Where Costa Mesa is rolling up their sleeves and doing what they can with the little that they have, Chicopee—a city that abounds with great, walkable neighborhoods, the kind that naturally calm traffic when given a chance—can only manage a shrug.

In one of the more feeble attempts at action I’ve ever seen, Chicopee did send out a city employee to drive the speed limit up and down a couple of streets for a bit each week. The concept was that this “pace car” would slow down traffic and that would improve safety. I’m assuming they went out during business hours and not in the off hours and evenings when the bulk of deaths are occurring, the times when the expensive, aggressive, over-engineering of Chicopee’s streets create the most danger.
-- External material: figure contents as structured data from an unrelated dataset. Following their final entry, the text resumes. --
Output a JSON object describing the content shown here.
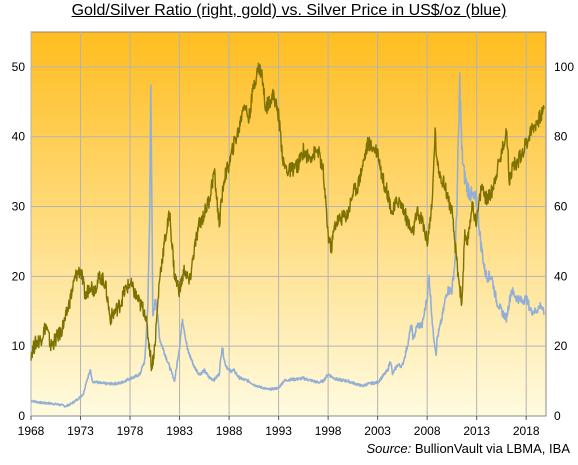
{
  "chart_data": {
    "type": "line",
    "title": "Gold/Silver Ratio (right, gold) vs. Silver Price in US$/oz (blue)",
    "source_label": "Source:",
    "source_text": "BullionVault via LBMA, IBA",
    "x_ticks": [
      "1968",
      "1973",
      "1978",
      "1983",
      "1988",
      "1993",
      "1998",
      "2003",
      "2008",
      "2013",
      "2018"
    ],
    "x_range": [
      1968,
      2020
    ],
    "y_left": {
      "range": [
        0,
        55
      ],
      "ticks": [
        0,
        10,
        20,
        30,
        40,
        50
      ]
    },
    "y_right": {
      "range": [
        0,
        110
      ],
      "ticks": [
        0,
        20,
        40,
        60,
        80,
        100
      ]
    },
    "grid": true,
    "colors": {
      "silver": "#94afd6",
      "ratio": "#7d7200",
      "bg_top": "#ffbd1f",
      "bg_bottom": "#fffbe0"
    },
    "series": [
      {
        "axis": "left",
        "color": "#94afd6",
        "x": [
          1968.0,
          1969.0,
          1970.0,
          1971.0,
          1971.5,
          1972.0,
          1972.8,
          1973.3,
          1973.6,
          1974.0,
          1974.2,
          1975.0,
          1976.0,
          1977.0,
          1978.0,
          1978.5,
          1979.0,
          1979.5,
          1979.8,
          1980.0,
          1980.1,
          1980.3,
          1980.6,
          1981.0,
          1981.5,
          1982.0,
          1982.5,
          1983.0,
          1983.3,
          1983.8,
          1984.5,
          1985.0,
          1985.5,
          1986.0,
          1986.5,
          1987.0,
          1987.3,
          1987.6,
          1988.0,
          1988.5,
          1989.0,
          1989.5,
          1990.0,
          1990.5,
          1991.0,
          1991.5,
          1992.0,
          1992.5,
          1993.0,
          1993.5,
          1994.0,
          1995.0,
          1995.5,
          1996.0,
          1997.0,
          1997.5,
          1998.0,
          1998.5,
          1999.0,
          2000.0,
          2001.0,
          2001.5,
          2002.0,
          2003.0,
          2004.0,
          2004.3,
          2004.5,
          2005.0,
          2005.5,
          2006.0,
          2006.4,
          2006.6,
          2007.0,
          2007.5,
          2008.0,
          2008.2,
          2008.6,
          2008.9,
          2009.0,
          2009.5,
          2010.0,
          2010.5,
          2010.8,
          2011.0,
          2011.3,
          2011.5,
          2011.7,
          2012.0,
          2012.3,
          2012.7,
          2013.0,
          2013.4,
          2013.8,
          2014.0,
          2014.5,
          2015.0,
          2015.5,
          2016.0,
          2016.5,
          2017.0,
          2017.5,
          2018.0,
          2018.5,
          2019.0,
          2019.5,
          2019.8
        ],
        "y": [
          2.2,
          1.9,
          1.8,
          1.6,
          1.4,
          1.7,
          2.5,
          3.2,
          5.0,
          6.5,
          5.0,
          4.7,
          4.6,
          4.7,
          5.4,
          5.6,
          6.0,
          8.0,
          16.0,
          30.0,
          49.0,
          14.0,
          17.0,
          11.0,
          9.0,
          7.0,
          5.0,
          10.0,
          14.0,
          9.5,
          7.0,
          6.0,
          6.5,
          5.5,
          5.2,
          6.0,
          10.0,
          7.5,
          6.5,
          6.5,
          5.5,
          5.2,
          5.0,
          4.5,
          4.2,
          4.0,
          3.8,
          3.9,
          4.0,
          5.0,
          5.2,
          5.3,
          5.4,
          5.2,
          4.8,
          5.0,
          6.0,
          5.5,
          5.2,
          5.0,
          4.5,
          4.3,
          4.6,
          4.8,
          6.5,
          8.0,
          6.0,
          7.3,
          7.2,
          10.0,
          13.0,
          11.0,
          13.0,
          13.0,
          17.0,
          20.0,
          12.0,
          9.0,
          11.0,
          14.0,
          18.0,
          18.0,
          22.0,
          30.0,
          48.0,
          38.0,
          35.0,
          33.0,
          32.0,
          31.0,
          31.0,
          25.0,
          21.0,
          20.0,
          20.0,
          16.5,
          15.0,
          14.0,
          18.0,
          17.0,
          16.5,
          16.8,
          15.0,
          15.0,
          16.0,
          14.5
        ]
      },
      {
        "axis": "right",
        "color": "#7d7200",
        "x": [
          1968.0,
          1968.5,
          1969.0,
          1969.5,
          1970.0,
          1970.5,
          1971.0,
          1971.5,
          1972.0,
          1972.5,
          1973.0,
          1973.5,
          1974.0,
          1974.3,
          1975.0,
          1975.5,
          1976.0,
          1976.5,
          1977.0,
          1977.5,
          1978.0,
          1978.5,
          1979.0,
          1979.5,
          1980.0,
          1980.2,
          1980.5,
          1981.0,
          1981.5,
          1982.0,
          1982.5,
          1983.0,
          1983.5,
          1984.0,
          1984.5,
          1985.0,
          1985.5,
          1986.0,
          1986.5,
          1987.0,
          1987.5,
          1988.0,
          1988.5,
          1989.0,
          1989.5,
          1990.0,
          1990.5,
          1991.0,
          1991.3,
          1991.7,
          1992.0,
          1992.5,
          1993.0,
          1993.5,
          1994.0,
          1995.0,
          1995.5,
          1996.0,
          1997.0,
          1997.5,
          1998.0,
          1998.3,
          1998.7,
          1999.0,
          2000.0,
          2000.5,
          2001.0,
          2001.5,
          2002.0,
          2003.0,
          2003.5,
          2004.0,
          2004.5,
          2005.0,
          2005.5,
          2006.0,
          2006.5,
          2007.0,
          2007.5,
          2008.0,
          2008.5,
          2008.8,
          2009.0,
          2009.5,
          2010.0,
          2010.5,
          2011.0,
          2011.5,
          2011.8,
          2012.0,
          2012.5,
          2013.0,
          2013.5,
          2014.0,
          2014.5,
          2015.0,
          2015.5,
          2016.0,
          2016.3,
          2016.7,
          2017.0,
          2017.5,
          2018.0,
          2018.5,
          2019.0,
          2019.5,
          2019.8
        ],
        "y": [
          18.0,
          21.0,
          22.0,
          26.0,
          20.0,
          22.0,
          24.0,
          28.0,
          34.0,
          40.0,
          42.0,
          34.0,
          38.0,
          36.0,
          40.0,
          38.0,
          28.0,
          30.0,
          32.0,
          36.0,
          38.0,
          35.0,
          32.0,
          30.0,
          19.0,
          14.0,
          20.0,
          40.0,
          50.0,
          58.0,
          40.0,
          36.0,
          42.0,
          38.0,
          48.0,
          55.0,
          58.0,
          62.0,
          70.0,
          55.0,
          68.0,
          72.0,
          78.0,
          82.0,
          90.0,
          85.0,
          95.0,
          100.0,
          98.0,
          88.0,
          90.0,
          92.0,
          86.0,
          72.0,
          70.0,
          72.0,
          76.0,
          74.0,
          76.0,
          70.0,
          52.0,
          48.0,
          55.0,
          56.0,
          58.0,
          64.0,
          66.0,
          72.0,
          78.0,
          76.0,
          68.0,
          64.0,
          58.0,
          62.0,
          60.0,
          56.0,
          52.0,
          58.0,
          56.0,
          50.0,
          60.0,
          82.0,
          72.0,
          68.0,
          64.0,
          58.0,
          44.0,
          32.0,
          52.0,
          48.0,
          60.0,
          56.0,
          66.0,
          62.0,
          64.0,
          70.0,
          75.0,
          82.0,
          68.0,
          72.0,
          72.0,
          75.0,
          78.0,
          82.0,
          84.0,
          86.0,
          88.0
        ]
      }
    ]
  }
}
Springfield and Chicopee are very poor cities. They have spent, and continue to spend, extraordinary amounts of money they don’t have making their streets unsafe and their neighborhoods drive-through and undesirable. Unlike Costa Mesa and Pasadena, they need only stop these terrible practices to see things immediately get better.

Costa Mesa and Pasadena seemingly have the will but the challenge is so great. In Springfield and Chicopee, the task is so much simpler but there is no sense of urgency or even ownership of a problem. Your community likely fits somewhere between these extremes. Lean toward the California cities in terms of attitude and approach and Strong Towns will be there to help you, regardless of how difficult the road ahead is—and your people will be with you, too.